DAY 6 IN HAITI
“Be safe”… probably the most common statement made to me as I prepared for my trip here. I appreciated the undertones of comfort and security. A nurturing statement that my mom would have said as I walked to preschool.
“Be safe”. It infects nearly every decision. Because the water is not drinkable, a slight mistake brushing your teeth can lead to days of diarrhea. The dirt road separating the hospital from our cabin has large trucks and buses barreling along at 45 mphs. Besides getting run over, the shower of rocks and pebbles pelt my surgical eyeglasses and headlamp that I wear all the time. If you forget your bug repellant or your malarial medication, any one of my numerous and growing mosquito bites would be the concern for serious illness. During one of our surgeries yesterday, safety was never more evident as one of our very own team members sat in the corner with an IV to hydrate as we addressed a child’s perforated intestine.
Safety is a constant process that weighs on every decision. In surgery, we have to organize our own equipment. Because there is only one sterilizer, if you forget an instrument, a scissor, a scalpel, or a screw, you will have to wait nearly 30 minutes before that critical tool is available. Forget twice and it’s an hour. An hour more of anesthesia is also an hour more for the flies to roost on your surgical field and an hour more of danger for your patient.
There is no easily available x-ray. To x-ray a patient a team member has to transfer the patient on a wobbly wooden stretcher and pull the cart across the gravel road 300 yards to the ancient machine where a near nuclear dose of radiation will produce a gray plastic image to be read like tea leaves. There is no safety in making orthopedic decision without x-ray. There is no safety in surgery without proper instruments. How would we know if our bones are straight or if our screws are too long or too short? How would we put a screw in without the proper screwdriver? Like Hamlet agonizing over death, we ask, “to be safe or not to be safe”. I wonder which will lead to more regret. I know what it means to be safe. But do I know what it means not to be safe?
There is a patient here with a complex femur fracture. We were planning an operation to fix it without x-ray or the proper insertion equipment. If the surgery went smoothly, we could straighten his crooked leg in 30 minutes. If it went badly, we would struggle for hours and then amputate his leg. In the aftermath of our recent death, I chose to be safe. Far better, I reasoned, for him to have a crooked leg than no leg at all. There was no need to be dangerous.

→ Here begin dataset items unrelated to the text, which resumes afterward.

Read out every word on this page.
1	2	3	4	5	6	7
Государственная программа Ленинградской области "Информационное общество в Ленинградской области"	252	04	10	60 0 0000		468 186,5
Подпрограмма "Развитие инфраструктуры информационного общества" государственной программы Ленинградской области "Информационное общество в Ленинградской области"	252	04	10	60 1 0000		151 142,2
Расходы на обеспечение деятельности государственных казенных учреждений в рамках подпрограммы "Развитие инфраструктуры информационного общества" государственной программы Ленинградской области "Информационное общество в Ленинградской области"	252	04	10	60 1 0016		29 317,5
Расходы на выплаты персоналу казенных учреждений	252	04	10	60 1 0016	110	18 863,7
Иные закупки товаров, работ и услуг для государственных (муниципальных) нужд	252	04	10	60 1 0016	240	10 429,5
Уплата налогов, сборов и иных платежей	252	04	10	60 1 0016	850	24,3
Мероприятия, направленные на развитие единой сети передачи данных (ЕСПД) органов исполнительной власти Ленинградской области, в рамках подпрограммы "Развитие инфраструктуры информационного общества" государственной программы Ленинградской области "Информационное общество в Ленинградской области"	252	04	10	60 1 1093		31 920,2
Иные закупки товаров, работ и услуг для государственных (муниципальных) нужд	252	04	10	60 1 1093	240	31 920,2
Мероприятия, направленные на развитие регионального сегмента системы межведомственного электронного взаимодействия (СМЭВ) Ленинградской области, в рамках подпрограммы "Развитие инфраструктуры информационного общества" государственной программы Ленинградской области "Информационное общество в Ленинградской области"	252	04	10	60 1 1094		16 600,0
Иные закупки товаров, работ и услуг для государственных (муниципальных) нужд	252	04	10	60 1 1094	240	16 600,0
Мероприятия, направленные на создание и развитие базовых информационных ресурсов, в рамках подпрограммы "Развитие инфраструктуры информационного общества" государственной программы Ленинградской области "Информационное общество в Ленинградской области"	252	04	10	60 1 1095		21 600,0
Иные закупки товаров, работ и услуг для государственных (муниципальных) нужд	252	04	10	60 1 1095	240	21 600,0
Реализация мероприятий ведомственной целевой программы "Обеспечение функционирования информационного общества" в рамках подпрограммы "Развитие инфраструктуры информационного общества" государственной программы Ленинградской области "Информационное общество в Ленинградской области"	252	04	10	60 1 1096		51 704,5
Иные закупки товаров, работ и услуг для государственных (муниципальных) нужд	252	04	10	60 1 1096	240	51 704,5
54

As I unpacked newly arrived crates of equipment today, the insertion tools for his operation hid in the corner of the box. Then a pick up truck began backing into the dusty entrance with an 1800 lb crate protecting a full size portable x-ray machine.
Goethe said, “be bold and great forces will come to your aid”. As I looked at the newly arriving aid, I regret the decision I made for my patient. It is too late in the week to tackle such a large operation. Fortunately, it will be an easier decision for next week’s team. So I wonder about the words “be safe”. What is the opposite? Is it “be dangerous”?
Like a man standing in the middle of the highway, he must decide to jump left or to jump right. Because to play it safe and stand still will lead to a far worse outcome.
The opposite I think is “be bold”. By coming to Haiti, I have learned that I may never have enough information or equipment to make a perfect decision and that even an imperfect decision may be better than no decision at all.